Years ago, I was asked by one of the legacy long-distance networks whether the spate of next-generation fiber long-distance networks … would indeed have an “order of magnitude” advantage in marginal costs … We concluded the “next-gen” networks would indeed have marginal costs that were an order of magnitude lower than those of the legacy providers.
But that wasn’t the bad news. The real problem wasn’t the marginal cost disadvantage. It was excess capacity. The capacity of long haul fiber networks had exploded in 1997 and 1998, driven by technology advances.
We are regularly asked whether we buy the thesis that Dish Network can build a next-generation virtualized ORAN network that will have a significant marginal cost advantage,,,
Sure they can. The cost of a network is almost entirely fixed; there’s the cost of network construction, and there’s the ongoing cost of powering, infrastructure rental, repair, and maintenance. Sending more or fewer pulses of light doesn’t change any of those.
Any self-respecting network engineer will tell you that one of the first things they ever learned about network economics is that networks are built to handle the moment of peak demand. It therefore follows that the cost of a unit of capacity at any moment other than the moment of peak demand is zero. It is excess, it is not recoverable, and it is therefore valueless (a unit of capacity one second ago that expired unused isn’t helpful to anyone, and is lost forever).
In the end, there are only three things that matter: what does the network cost to build? What does it cost to operate? And how much revenue can it generate? What Dish is planning in the U.S., is a reminder that building and operating networks is hard. And earning a return on them is even harder.
The key question for Dish, Rakuten, 1+1 Drillisch, and other new networks is not whether their costs are low. It’s whether that can be turned into sales. Jio in India proved it was possible, reaching ~400 million subscribers in 4 years. It won’t be easy.
Early results on Open Ran, SDN, NFV, and the like don’t match the hype.
Alex Choi of Deutsche Telekom is enthusiastic about Open RAN and the other buzzwords as near-future technologies, still with challenges. That’s the near-universal consensus of the top network engineers. That doesn’t mean the new networks shouldn’t pioneer, but I’ve been seeing some unfortunate datapoints”

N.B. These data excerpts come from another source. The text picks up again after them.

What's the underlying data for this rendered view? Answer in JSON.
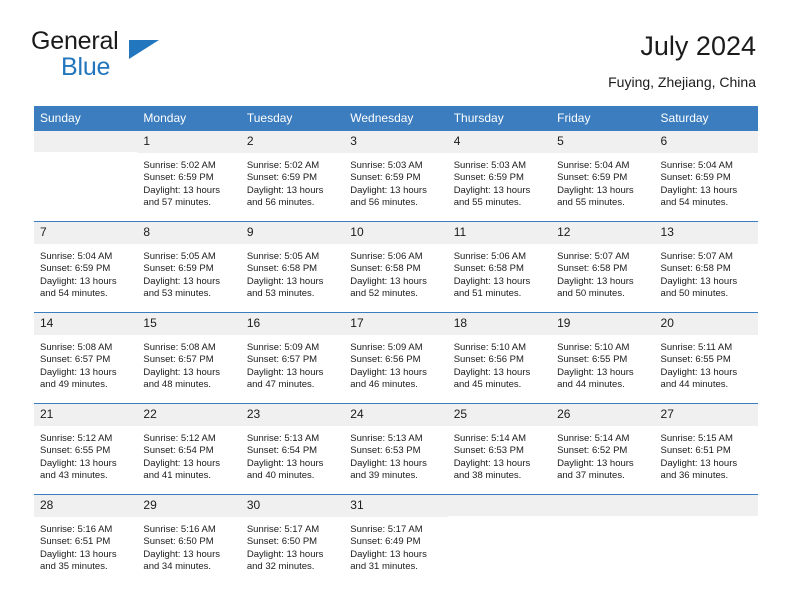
{
  "brand": {
    "line1": "General",
    "line2": "Blue",
    "accent_color": "#2176bd"
  },
  "header": {
    "title": "July 2024",
    "subtitle": "Fuying, Zhejiang, China",
    "header_bg": "#3b7dbf",
    "daynum_bg": "#f0f0f0"
  },
  "weekdays": [
    "Sunday",
    "Monday",
    "Tuesday",
    "Wednesday",
    "Thursday",
    "Friday",
    "Saturday"
  ],
  "labels": {
    "sunrise_prefix": "Sunrise:",
    "sunset_prefix": "Sunset:",
    "daylight_prefix": "Daylight:"
  },
  "weeks": [
    [
      {
        "day": "",
        "empty": true
      },
      {
        "day": "1",
        "sunrise": "Sunrise: 5:02 AM",
        "sunset": "Sunset: 6:59 PM",
        "daylight1": "Daylight: 13 hours",
        "daylight2": "and 57 minutes."
      },
      {
        "day": "2",
        "sunrise": "Sunrise: 5:02 AM",
        "sunset": "Sunset: 6:59 PM",
        "daylight1": "Daylight: 13 hours",
        "daylight2": "and 56 minutes."
      },
      {
        "day": "3",
        "sunrise": "Sunrise: 5:03 AM",
        "sunset": "Sunset: 6:59 PM",
        "daylight1": "Daylight: 13 hours",
        "daylight2": "and 56 minutes."
      },
      {
        "day": "4",
        "sunrise": "Sunrise: 5:03 AM",
        "sunset": "Sunset: 6:59 PM",
        "daylight1": "Daylight: 13 hours",
        "daylight2": "and 55 minutes."
      },
      {
        "day": "5",
        "sunrise": "Sunrise: 5:04 AM",
        "sunset": "Sunset: 6:59 PM",
        "daylight1": "Daylight: 13 hours",
        "daylight2": "and 55 minutes."
      },
      {
        "day": "6",
        "sunrise": "Sunrise: 5:04 AM",
        "sunset": "Sunset: 6:59 PM",
        "daylight1": "Daylight: 13 hours",
        "daylight2": "and 54 minutes."
      }
    ],
    [
      {
        "day": "7",
        "sunrise": "Sunrise: 5:04 AM",
        "sunset": "Sunset: 6:59 PM",
        "daylight1": "Daylight: 13 hours",
        "daylight2": "and 54 minutes."
      },
      {
        "day": "8",
        "sunrise": "Sunrise: 5:05 AM",
        "sunset": "Sunset: 6:59 PM",
        "daylight1": "Daylight: 13 hours",
        "daylight2": "and 53 minutes."
      },
      {
        "day": "9",
        "sunrise": "Sunrise: 5:05 AM",
        "sunset": "Sunset: 6:58 PM",
        "daylight1": "Daylight: 13 hours",
        "daylight2": "and 53 minutes."
      },
      {
        "day": "10",
        "sunrise": "Sunrise: 5:06 AM",
        "sunset": "Sunset: 6:58 PM",
        "daylight1": "Daylight: 13 hours",
        "daylight2": "and 52 minutes."
      },
      {
        "day": "11",
        "sunrise": "Sunrise: 5:06 AM",
        "sunset": "Sunset: 6:58 PM",
        "daylight1": "Daylight: 13 hours",
        "daylight2": "and 51 minutes."
      },
      {
        "day": "12",
        "sunrise": "Sunrise: 5:07 AM",
        "sunset": "Sunset: 6:58 PM",
        "daylight1": "Daylight: 13 hours",
        "daylight2": "and 50 minutes."
      },
      {
        "day": "13",
        "sunrise": "Sunrise: 5:07 AM",
        "sunset": "Sunset: 6:58 PM",
        "daylight1": "Daylight: 13 hours",
        "daylight2": "and 50 minutes."
      }
    ],
    [
      {
        "day": "14",
        "sunrise": "Sunrise: 5:08 AM",
        "sunset": "Sunset: 6:57 PM",
        "daylight1": "Daylight: 13 hours",
        "daylight2": "and 49 minutes."
      },
      {
        "day": "15",
        "sunrise": "Sunrise: 5:08 AM",
        "sunset": "Sunset: 6:57 PM",
        "daylight1": "Daylight: 13 hours",
        "daylight2": "and 48 minutes."
      },
      {
        "day": "16",
        "sunrise": "Sunrise: 5:09 AM",
        "sunset": "Sunset: 6:57 PM",
        "daylight1": "Daylight: 13 hours",
        "daylight2": "and 47 minutes."
      },
      {
        "day": "17",
        "sunrise": "Sunrise: 5:09 AM",
        "sunset": "Sunset: 6:56 PM",
        "daylight1": "Daylight: 13 hours",
        "daylight2": "and 46 minutes."
      },
      {
        "day": "18",
        "sunrise": "Sunrise: 5:10 AM",
        "sunset": "Sunset: 6:56 PM",
        "daylight1": "Daylight: 13 hours",
        "daylight2": "and 45 minutes."
      },
      {
        "day": "19",
        "sunrise": "Sunrise: 5:10 AM",
        "sunset": "Sunset: 6:55 PM",
        "daylight1": "Daylight: 13 hours",
        "daylight2": "and 44 minutes."
      },
      {
        "day": "20",
        "sunrise": "Sunrise: 5:11 AM",
        "sunset": "Sunset: 6:55 PM",
        "daylight1": "Daylight: 13 hours",
        "daylight2": "and 44 minutes."
      }
    ],
    [
      {
        "day": "21",
        "sunrise": "Sunrise: 5:12 AM",
        "sunset": "Sunset: 6:55 PM",
        "daylight1": "Daylight: 13 hours",
        "daylight2": "and 43 minutes."
      },
      {
        "day": "22",
        "sunrise": "Sunrise: 5:12 AM",
        "sunset": "Sunset: 6:54 PM",
        "daylight1": "Daylight: 13 hours",
        "daylight2": "and 41 minutes."
      },
      {
        "day": "23",
        "sunrise": "Sunrise: 5:13 AM",
        "sunset": "Sunset: 6:54 PM",
        "daylight1": "Daylight: 13 hours",
        "daylight2": "and 40 minutes."
      },
      {
        "day": "24",
        "sunrise": "Sunrise: 5:13 AM",
        "sunset": "Sunset: 6:53 PM",
        "daylight1": "Daylight: 13 hours",
        "daylight2": "and 39 minutes."
      },
      {
        "day": "25",
        "sunrise": "Sunrise: 5:14 AM",
        "sunset": "Sunset: 6:53 PM",
        "daylight1": "Daylight: 13 hours",
        "daylight2": "and 38 minutes."
      },
      {
        "day": "26",
        "sunrise": "Sunrise: 5:14 AM",
        "sunset": "Sunset: 6:52 PM",
        "daylight1": "Daylight: 13 hours",
        "daylight2": "and 37 minutes."
      },
      {
        "day": "27",
        "sunrise": "Sunrise: 5:15 AM",
        "sunset": "Sunset: 6:51 PM",
        "daylight1": "Daylight: 13 hours",
        "daylight2": "and 36 minutes."
      }
    ],
    [
      {
        "day": "28",
        "sunrise": "Sunrise: 5:16 AM",
        "sunset": "Sunset: 6:51 PM",
        "daylight1": "Daylight: 13 hours",
        "daylight2": "and 35 minutes."
      },
      {
        "day": "29",
        "sunrise": "Sunrise: 5:16 AM",
        "sunset": "Sunset: 6:50 PM",
        "daylight1": "Daylight: 13 hours",
        "daylight2": "and 34 minutes."
      },
      {
        "day": "30",
        "sunrise": "Sunrise: 5:17 AM",
        "sunset": "Sunset: 6:50 PM",
        "daylight1": "Daylight: 13 hours",
        "daylight2": "and 32 minutes."
      },
      {
        "day": "31",
        "sunrise": "Sunrise: 5:17 AM",
        "sunset": "Sunset: 6:49 PM",
        "daylight1": "Daylight: 13 hours",
        "daylight2": "and 31 minutes."
      },
      {
        "day": "",
        "empty": true
      },
      {
        "day": "",
        "empty": true
      },
      {
        "day": "",
        "empty": true
      }
    ]
  ]
}
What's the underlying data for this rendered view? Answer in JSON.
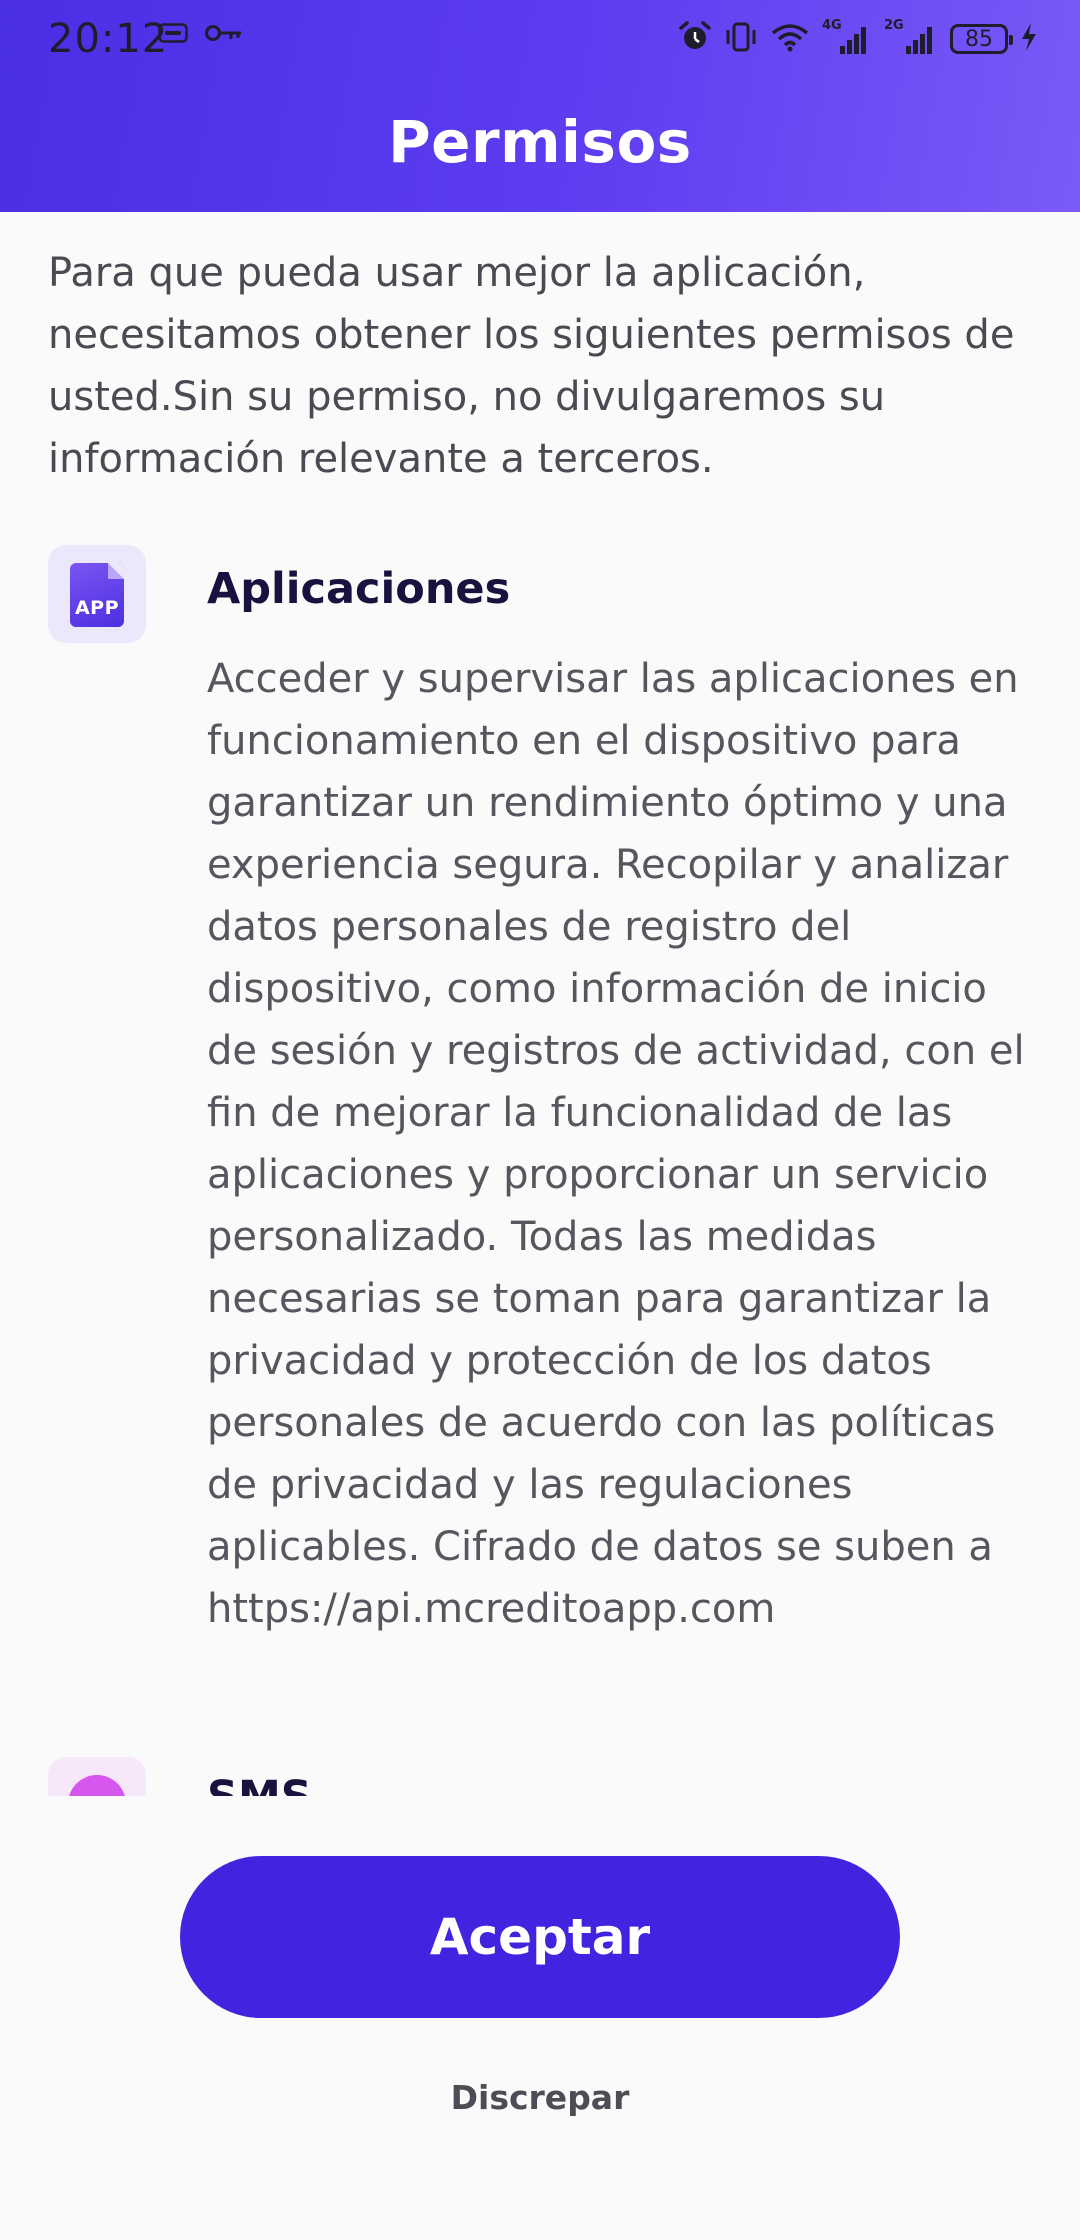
{
  "status_bar": {
    "time": "20:12",
    "battery": "85",
    "left_icons": [
      "hd-icon",
      "key-icon"
    ],
    "right_icons": [
      "alarm-icon",
      "vibrate-icon",
      "wifi-icon",
      "signal-4g-icon",
      "signal-2g-icon",
      "battery-icon",
      "charging-icon"
    ],
    "signal_labels": [
      "4G",
      "2G"
    ]
  },
  "header": {
    "title": "Permisos"
  },
  "intro": "Para que pueda usar mejor la aplicación, necesitamos obtener los siguientes permisos de usted.Sin su permiso, no divulgaremos su información relevante a terceros.",
  "permissions": [
    {
      "icon": "app-icon",
      "icon_label": "APP",
      "title": "Aplicaciones",
      "description": "Acceder y supervisar las aplicaciones en funcionamiento en el dispositivo para garantizar un rendimiento óptimo y una experiencia segura. Recopilar y analizar datos personales de registro del dispositivo, como información de inicio de sesión y registros de actividad, con el fin de mejorar la funcionalidad de las aplicaciones y proporcionar un servicio personalizado. Todas las medidas necesarias se toman para garantizar la privacidad y protección de los datos personales de acuerdo con las políticas de privacidad y las regulaciones aplicables. Cifrado de datos se suben a https://api.mcreditoapp.com"
    },
    {
      "icon": "sms-icon",
      "title": "SMS"
    }
  ],
  "actions": {
    "accept": "Aceptar",
    "decline": "Discrepar"
  },
  "colors": {
    "header_gradient_start": "#4a2fe4",
    "header_gradient_end": "#7a5af8",
    "accent": "#4024df",
    "title_text": "#18123f",
    "body_text": "#56565e",
    "sms_accent": "#d657ee"
  }
}
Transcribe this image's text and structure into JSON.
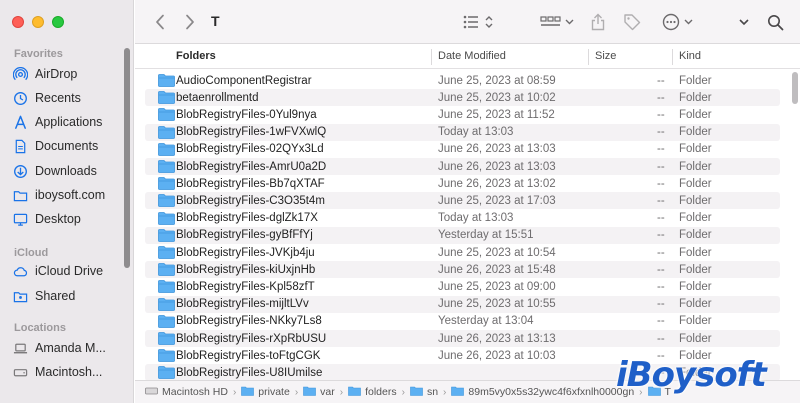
{
  "sidebar": {
    "sections": [
      {
        "label": "Favorites"
      },
      {
        "label": "iCloud"
      },
      {
        "label": "Locations"
      }
    ],
    "items": [
      {
        "label": "AirDrop",
        "icon": "airdrop-icon"
      },
      {
        "label": "Recents",
        "icon": "clock-icon"
      },
      {
        "label": "Applications",
        "icon": "applications-icon"
      },
      {
        "label": "Documents",
        "icon": "document-icon"
      },
      {
        "label": "Downloads",
        "icon": "download-icon"
      },
      {
        "label": "iboysoft.com",
        "icon": "folder-icon"
      },
      {
        "label": "Desktop",
        "icon": "desktop-icon"
      },
      {
        "label": "iCloud Drive",
        "icon": "cloud-icon"
      },
      {
        "label": "Shared",
        "icon": "shared-folder-icon"
      },
      {
        "label": "Amanda M...",
        "icon": "laptop-icon"
      },
      {
        "label": "Macintosh...",
        "icon": "disk-icon"
      }
    ]
  },
  "toolbar": {
    "title": "T"
  },
  "columns": {
    "name": "Folders",
    "date": "Date Modified",
    "size": "Size",
    "kind": "Kind"
  },
  "rows": [
    {
      "name": "AudioComponentRegistrar",
      "date": "June 25, 2023 at 08:59",
      "size": "--",
      "kind": "Folder"
    },
    {
      "name": "betaenrollmentd",
      "date": "June 25, 2023 at 10:02",
      "size": "--",
      "kind": "Folder"
    },
    {
      "name": "BlobRegistryFiles-0Yul9nya",
      "date": "June 25, 2023 at 11:52",
      "size": "--",
      "kind": "Folder"
    },
    {
      "name": "BlobRegistryFiles-1wFVXwlQ",
      "date": "Today at 13:03",
      "size": "--",
      "kind": "Folder"
    },
    {
      "name": "BlobRegistryFiles-02QYx3Ld",
      "date": "June 26, 2023 at 13:03",
      "size": "--",
      "kind": "Folder"
    },
    {
      "name": "BlobRegistryFiles-AmrU0a2D",
      "date": "June 26, 2023 at 13:03",
      "size": "--",
      "kind": "Folder"
    },
    {
      "name": "BlobRegistryFiles-Bb7qXTAF",
      "date": "June 26, 2023 at 13:02",
      "size": "--",
      "kind": "Folder"
    },
    {
      "name": "BlobRegistryFiles-C3O35t4m",
      "date": "June 25, 2023 at 17:03",
      "size": "--",
      "kind": "Folder"
    },
    {
      "name": "BlobRegistryFiles-dglZk17X",
      "date": "Today at 13:03",
      "size": "--",
      "kind": "Folder"
    },
    {
      "name": "BlobRegistryFiles-gyBfFfYj",
      "date": "Yesterday at 15:51",
      "size": "--",
      "kind": "Folder"
    },
    {
      "name": "BlobRegistryFiles-JVKjb4ju",
      "date": "June 25, 2023 at 10:54",
      "size": "--",
      "kind": "Folder"
    },
    {
      "name": "BlobRegistryFiles-kiUxjnHb",
      "date": "June 26, 2023 at 15:48",
      "size": "--",
      "kind": "Folder"
    },
    {
      "name": "BlobRegistryFiles-Kpl58zfT",
      "date": "June 25, 2023 at 09:00",
      "size": "--",
      "kind": "Folder"
    },
    {
      "name": "BlobRegistryFiles-mijltLVv",
      "date": "June 25, 2023 at 10:55",
      "size": "--",
      "kind": "Folder"
    },
    {
      "name": "BlobRegistryFiles-NKky7Ls8",
      "date": "Yesterday at 13:04",
      "size": "--",
      "kind": "Folder"
    },
    {
      "name": "BlobRegistryFiles-rXpRbUSU",
      "date": "June 26, 2023 at 13:13",
      "size": "--",
      "kind": "Folder"
    },
    {
      "name": "BlobRegistryFiles-toFtgCGK",
      "date": "June 26, 2023 at 10:03",
      "size": "--",
      "kind": "Folder"
    },
    {
      "name": "BlobRegistryFiles-U8IUmilse",
      "date": "",
      "size": "--",
      "kind": "Folder"
    }
  ],
  "pathbar": [
    {
      "label": "Macintosh HD",
      "icon": "disk-icon"
    },
    {
      "label": "private",
      "icon": "folder-icon"
    },
    {
      "label": "var",
      "icon": "folder-icon"
    },
    {
      "label": "folders",
      "icon": "folder-icon"
    },
    {
      "label": "sn",
      "icon": "folder-icon"
    },
    {
      "label": "89m5vy0x5s32ywc4f6xfxnlh0000gn",
      "icon": "folder-icon"
    },
    {
      "label": "T",
      "icon": "folder-icon"
    }
  ],
  "watermark": {
    "text": "iBoysoft"
  },
  "colors": {
    "accent": "#1a73e8",
    "folder": "#4aa3f0",
    "sidebar_bg": "#ebe8eb"
  }
}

- Vodafone CTO Scott Petty has been one of the most enthusiastic supporters and is doing some deployments. But Laurie Clarke of New Scientist quotes Petty, “We believe by 2023, we may be able to deploy some scale in the rural parts of our network, but it will take until 2025 to be able to deploy at real scale in our denser urban and suburban areas.”
- Huawei and Ericsson both claim the standard, off the shelf hardware, just isn’t fast enough. Tareq Amin at Rakuten found out the hard way. “Rakuten pays hundreds of millions of dollars in non-recurring engineering fees to chipmakers like Qualcomm to obtain the components it needs.” Thanks to John Hendel at Politico for the revealing insight.
- AT&T was the first strong backer of SDN/NFV/Ecomp, pouring a fortune into open software. It is quietly cutting back. A friend has been receiving resumes from senior people at AT&T.